The Technoid Says It’s Too Darn Hot…..
It is a fact- shells kick more in summer. Back in his salad days, the Technoid ran across a few cases of International Skeet shells from Poland marketed by the notorious, but aptly named, Pawam Pionki. They came packed in wood and fiberboard crates. They kicked like mules. This was understandable since the horse hair wads also made them smell like equine marshmallows in your local auto de fe. Aside from maximum amounts of recoil and odor, their main trait was sensitivity to temperature. The hotter the weather got, the hotter they got. In winter they produced the odd blooper. In the summer, if left out in the sun, split case heads were the rule.

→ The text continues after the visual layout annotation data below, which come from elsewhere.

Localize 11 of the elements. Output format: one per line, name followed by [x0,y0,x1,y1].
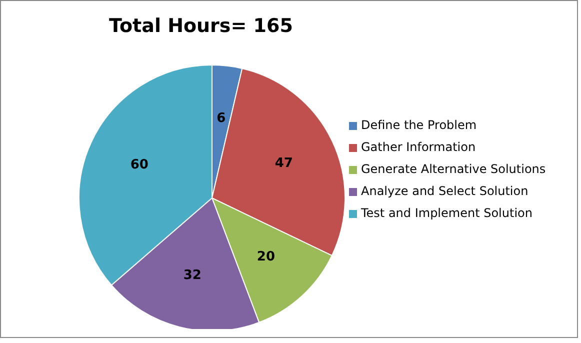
chart-title: Total Hours= 165 [108,15,294,37]
legend-label: Test and Implement Solution [361,206,532,220]
legend-label: Gather Information [361,140,476,154]
data-label: 60 [130,157,148,172]
data-label: 20 [256,249,276,264]
legend-label: Analyze and Select Solution [361,184,528,198]
legend-label: Define the Problem [361,118,477,132]
legend-label: Generate Alternative Solutions [361,162,546,176]
data-label: 47 [274,156,293,171]
data-label: 32 [183,268,202,283]
data-label: 6 [216,111,226,126]
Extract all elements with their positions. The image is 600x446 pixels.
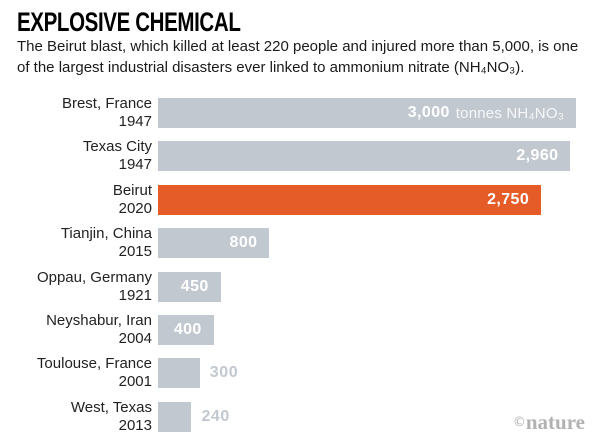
value-label: 400 <box>173 320 202 338</box>
table-row: Oppau, Germany 1921 450 450 <box>17 269 583 305</box>
table-row: Tianjin, China 2015 800 800 <box>17 225 583 261</box>
category-year: 2001 <box>118 373 152 391</box>
value-label: 3,000 <box>407 104 450 121</box>
category-year: 2004 <box>118 329 152 347</box>
bar: 3,000 tonnes NH₄NO₃ <box>158 98 576 128</box>
category-year: 2020 <box>118 199 152 217</box>
bar-track: 800 800 <box>158 228 576 259</box>
bar: 450 <box>158 271 221 302</box>
table-row: Brest, France 1947 3,000 tonnes NH₄NO₃ 3… <box>17 95 583 131</box>
category-label: Texas City 1947 <box>17 138 152 174</box>
page-title: EXPLOSIVE CHEMICAL <box>17 7 241 37</box>
category-location: Neyshabur, Iran <box>46 311 152 329</box>
category-location: Beirut <box>112 181 152 199</box>
category-label: Brest, France 1947 <box>17 95 152 131</box>
value-label: 2,960 <box>516 147 559 165</box>
bar: 300 <box>158 358 200 389</box>
nature-watermark: ©nature <box>513 410 585 435</box>
category-label: Oppau, Germany 1921 <box>17 269 152 305</box>
category-label: Neyshabur, Iran 2004 <box>17 312 152 348</box>
bar: 400 <box>158 314 214 345</box>
bar-track: 450 450 <box>158 271 576 302</box>
category-label: West, Texas 2013 <box>17 399 152 435</box>
table-row: Texas City 1947 2,960 2,960 <box>17 138 583 174</box>
value-label: 2,750 <box>487 190 530 208</box>
category-year: 1921 <box>118 286 152 304</box>
bar: 2,960 <box>158 141 571 172</box>
category-year: 1947 <box>118 113 152 130</box>
value-label-outside: 240 <box>201 407 230 425</box>
bar-chart: Brest, France 1947 3,000 tonnes NH₄NO₃ 3… <box>17 95 583 445</box>
chart-subtitle: The Beirut blast, which killed at least … <box>17 38 579 76</box>
bar-track: 3,000 tonnes NH₄NO₃ 3,000 <box>158 98 576 128</box>
category-location: Texas City <box>82 138 152 156</box>
nature-logo-text: nature <box>525 410 585 434</box>
category-location: Toulouse, France <box>36 355 152 373</box>
copyright-icon: © <box>512 415 526 430</box>
bar-highlighted: 2,750 <box>158 184 542 215</box>
value-label: 800 <box>229 234 258 252</box>
category-label: Beirut 2020 <box>17 182 152 218</box>
value-label-outside: 300 <box>209 364 239 382</box>
category-year: 1947 <box>118 156 152 174</box>
table-row: Beirut 2020 2,750 2,750 <box>17 182 583 218</box>
bar-track: 300 300 <box>158 358 576 389</box>
category-location: Tianjin, China <box>60 225 152 243</box>
bar-track: 2,960 2,960 <box>158 141 576 172</box>
bar-track: 240 240 <box>158 401 576 432</box>
category-location: Oppau, Germany <box>36 268 152 286</box>
table-row: Neyshabur, Iran 2004 400 400 <box>17 312 583 348</box>
table-row: West, Texas 2013 240 240 <box>17 399 583 435</box>
table-row: Toulouse, France 2001 300 300 <box>17 355 583 391</box>
category-location: West, Texas <box>70 398 152 416</box>
category-year: 2013 <box>118 416 152 434</box>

Some of this might have been Poland’s cold war attempt to destabilize the West, but most of it was due to the due fact that the chosen powder/wadding combination was extremely temperature sensitive.
Today’s modern powders, especially those used in hunting loads, are remarkably stable. However, there still is a difference between hot and cold weather performance. Rifle reloaders are particularly aware of increased pressures due to hot weather, but it affects shotshells too. As speed and potency increase with heat, so does recoil. This is more noticeable due to the lighter, less padded clothing worn in hot weather. The end result is that shells do indeed kick more when it is hot. Many savvy reloaders drop their powder charges by a grain or so in summer to keep performance and recoil consistent.